View on GitHub

Food Environment Data System

USDA-ERS & Cornell

download .ZIPdownload .TGZ

2015 Water Update

This readme file is created to document the technical steps of updating data of 2015 water use by the U.S. food system. The Food Environment Data System (FEDS) team follows Sarah Rehkamp’s documentation to update the water data with technical changes.

Step 1 & 2

Data Source:

1. EXCEl file

https://www.sciencebase.gov/catalog/item/get/5af3311be4b0da30c1b245d8

2. NWIS Web Interface:

county level:

https://waterdata.usgs.gov/al/nwis/water_use?format=html_table&rdb_compression=file&wu_area=County&wu_year=2015&wu_county=ALL&wu_category=ALL&wu_county_nms=–ALL%2BCounties–

Python script:

https://cornell.box.com/s/nihol1fmsz0cdtyfbzaebc6dz3g8erxq

The python script is developed by the FEDS team to

  1. download the excel file to have the dictionary file
  2. compare the variable names and definitions with previous years
  3. update the concordance sql table based on the 2015 variables names and definitions
  4. scrape data from the USGS Web interface for each county
  5. call the R script to combine all the downloaded data
  6. create the “nwis20_load” SQL table and load raw data into this SQL table
  7. create the “nwis20_TSV” sql table based on the “nwis20_load” SQL table.

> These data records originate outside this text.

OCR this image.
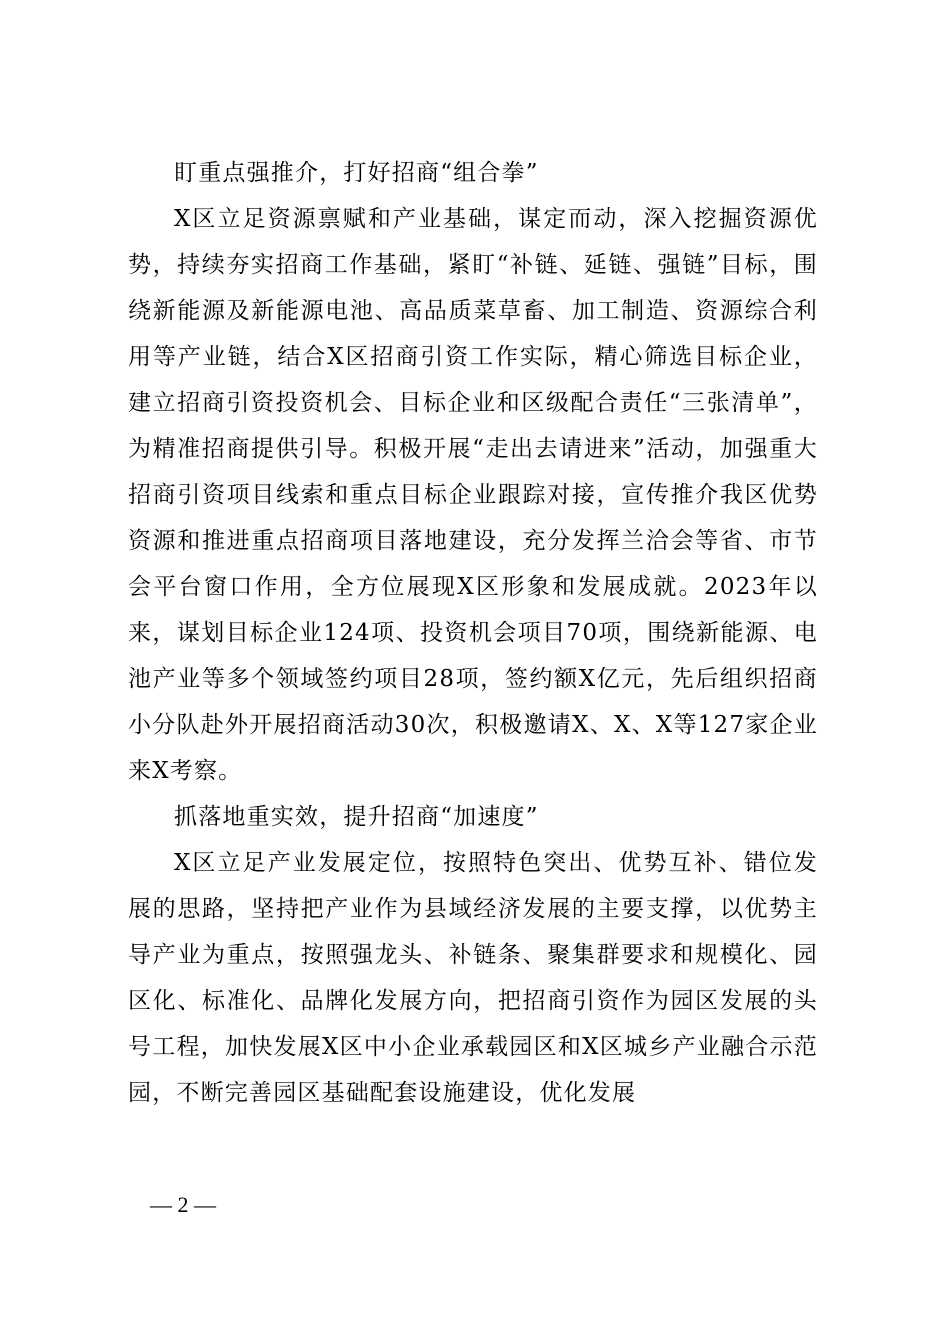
盯重点强推介，打好招商“组合拳”

X区立足资源禀赋和产业基础，谋定而动，深入挖掘资源优势，持续夯实招商工作基础，紧盯“补链、延链、强链”目标，围绕新能源及新能源电池、高品质菜草畜、加工制造、资源综合利用等产业链，结合X区招商引资工作实际，精心筛选目标企业，建立招商引资投资机会、目标企业和区级配合责任“三张清单”，为精准招商提供引导。积极开展“走出去请进来”活动，加强重大招商引资项目线索和重点目标企业跟踪对接，宣传推介我区优势资源和推进重点招商项目落地建设，充分发挥兰洽会等省、市节会平台窗口作用，全方位展现X区形象和发展成就。2023年以来，谋划目标企业124项、投资机会项目70项，围绕新能源、电池产业等多个领域签约项目28项，签约额X亿元，先后组织招商小分队赴外开展招商活动30次，积极邀请X、X、X等127家企业来X考察。

抓落地重实效，提升招商“加速度”

X区立足产业发展定位，按照特色突出、优势互补、错位发展的思路，坚持把产业作为县域经济发展的主要支撑，以优势主导产业为重点，按照强龙头、补链条、聚集群要求和规模化、园区化、标准化、品牌化发展方向，把招商引资作为园区发展的头号工程，加快发展X区中小企业承载园区和X区城乡产业融合示范园，不断完善园区基础配套设施建设，优化发展

— 2 —
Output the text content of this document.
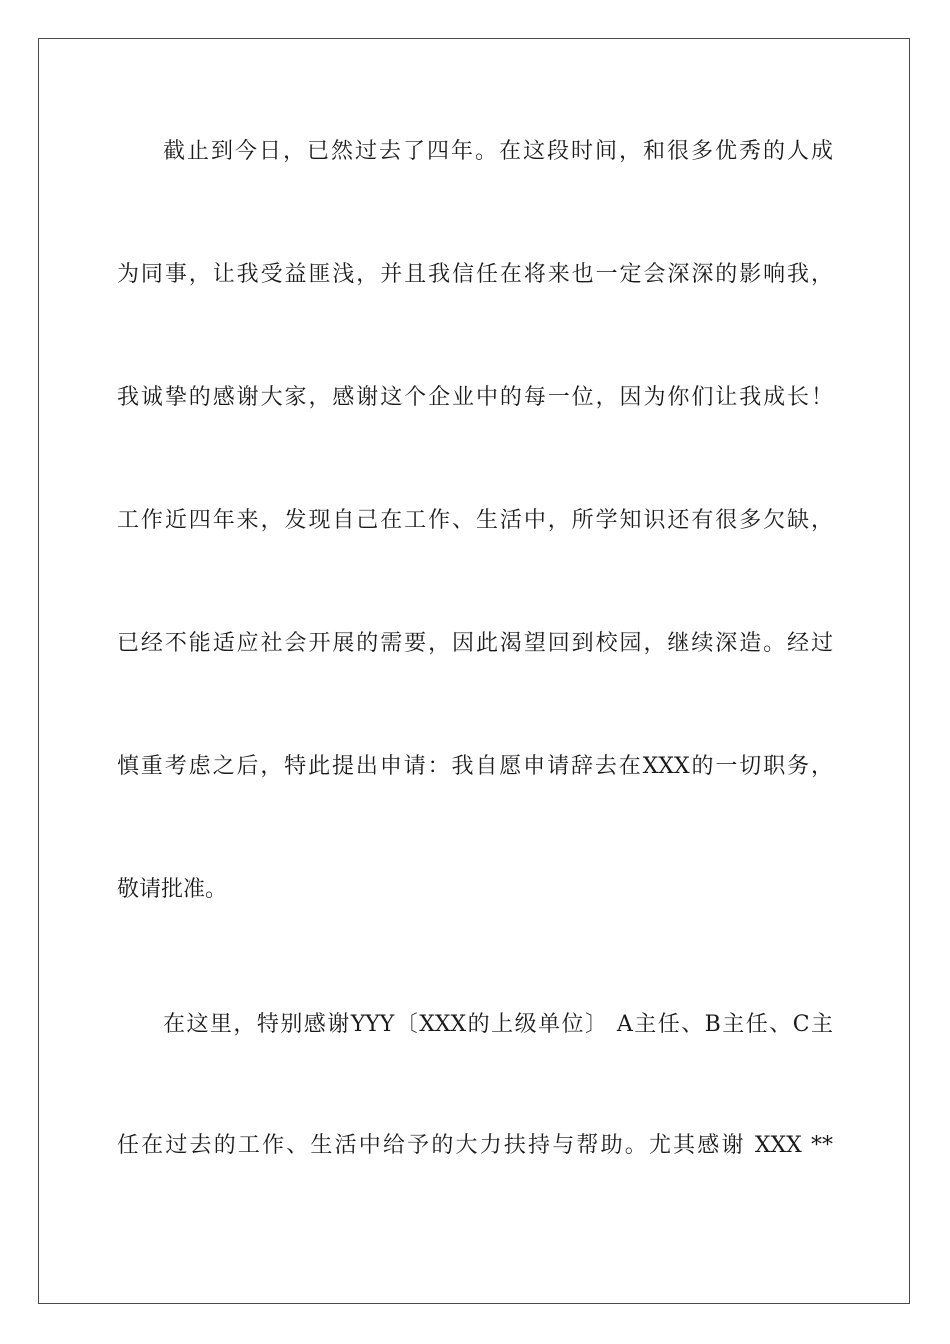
截止到今日，已然过去了四年。在这段时间，和很多优秀的人成
为同事，让我受益匪浅，并且我信任在将来也一定会深深的影响我，
我诚挚的感谢大家，感谢这个企业中的每一位，因为你们让我成长！
工作近四年来，发现自己在工作、生活中，所学知识还有很多欠缺，
已经不能适应社会开展的需要，因此渴望回到校园，继续深造。经过
慎重考虑之后，特此提出申请：我自愿申请辞去在XXX的一切职务，
敬请批准。
在这里，特别感谢YYY〔XXX的上级单位〕 A主任、B主任、C主
任在过去的工作、生活中给予的大力扶持与帮助。尤其感谢 XXX **
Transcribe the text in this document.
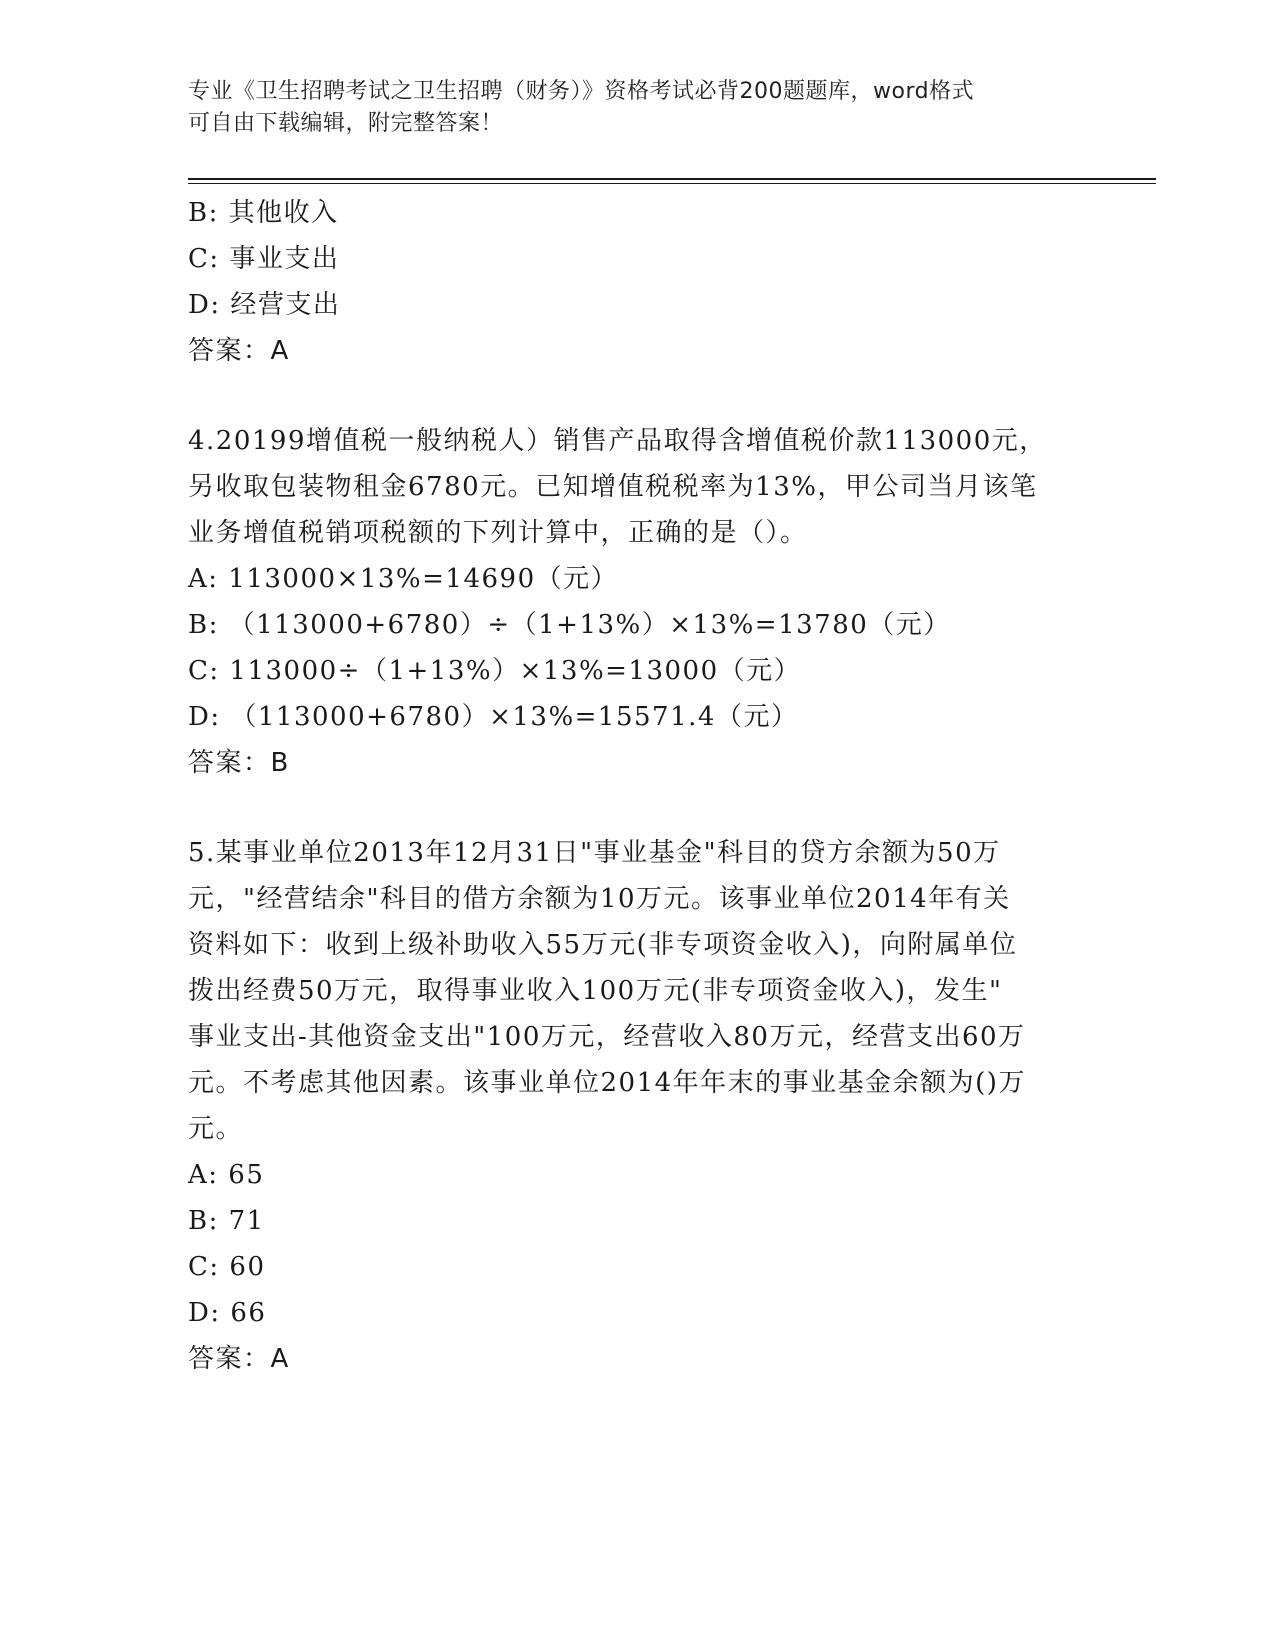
专业《卫生招聘考试之卫生招聘（财务）》资格考试必背200题题库，word格式
可自由下载编辑，附完整答案！
B: 其他收入
C: 事业支出
D: 经营支出
答案：A
4.20199增值税一般纳税人）销售产品取得含增值税价款113000元，
另收取包装物租金6780元。已知增值税税率为13%，甲公司当月该笔
业务增值税销项税额的下列计算中，正确的是（）。
A: 113000×13%=14690（元）
B: （113000+6780）÷（1+13%）×13%=13780（元）
C: 113000÷（1+13%）×13%=13000（元）
D: （113000+6780）×13%=15571.4（元）
答案：B
5.某事业单位2013年12月31日"事业基金"科目的贷方余额为50万
元，"经营结余"科目的借方余额为10万元。该事业单位2014年有关
资料如下：收到上级补助收入55万元(非专项资金收入)，向附属单位
拨出经费50万元，取得事业收入100万元(非专项资金收入)，发生"
事业支出-其他资金支出"100万元，经营收入80万元，经营支出60万
元。不考虑其他因素。该事业单位2014年年末的事业基金余额为()万
元。
A: 65
B: 71
C: 60
D: 66
答案：A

create the [USGS].[nwuip2015].[USCO2015_DD] and [USGS].[nwuip2015].[USCO2015] tables from the source data usco2015v2.0.xlsx.

The python script is also developed to update the [nwuip].[usco_VariableConcordance_2015].

SQL Tables:

Tables are saved in the “unreviewed” DB before review.

1. **[USGS].[nwuip2015].[USCO2015_DD]**: 

dictionary table for 2015 USGS water data

2. **[nwuip].[usco_VariableConcordance_2015]**: updated concordance table with 2015 informaiton

3. **[nwis].[nwis20_load]**: raw data of 2015 water use of each county

4. **[nwis].[nwis20_TSV]**:  cleaned data

5. **[nwuip2015].[USCO2015_excel]**:  2015 water data based on the excel file 

Variable Update:

1. New variables:

2015 USGS water data contains new variables

2. Changed variable names:

2015: DO-WDelv, the definition is the same as the variable "DO-TOTAL" in 2010. So in the Python script, I changed this variable to "DO-TOTAL" to facilitate scripts development. 

2010: DO-TOTAL

Right now, in the python code, I changed "DO-WDelv" to "DO-TOTAL" in order to reuse the existing code. 

Data Validation:

  1. use the web interface
  2. use the SQL table created based on the excel file
  3. compare with downloaded txt files

Differences between the excel file and the web interface:

Step 3

Code:

All scripts in this step are integrated into the Python script: USGSWater2015_Step3.

Technical steps:

I. Irrigated acres from COA

1. Created [COA17].[IrrigationData] SQL table

Need to re-run the python script to update

Dependence: QSData.NASS_QuickStats_Census that the FEDS team created based on NASS data.

FROM QSData.NASS_QuickStats_Census
where [PRODN_PRACTICE_DESC] LIKE '%IRRIGATED%'
and [YEAR]='2017'

Updated the census 2017 data on Apr 21, 2020 to reflect the most recent NASS records.

a. the sql query is incorporated into the Python script. 

b. the sql query is developed based on "COA95_10_IrrigationData_NASSQuickStats_sqlprod01_Query_20171127.sql" 

c. changed "year" in the original sql query to 2017.

Note: This table only includes 2017 records

2. Created [COA17].[AcresHarvestedData] SQL table

Dependence: QSData.NASS_QuickStats_Census that the FEDS team created based on NASS data.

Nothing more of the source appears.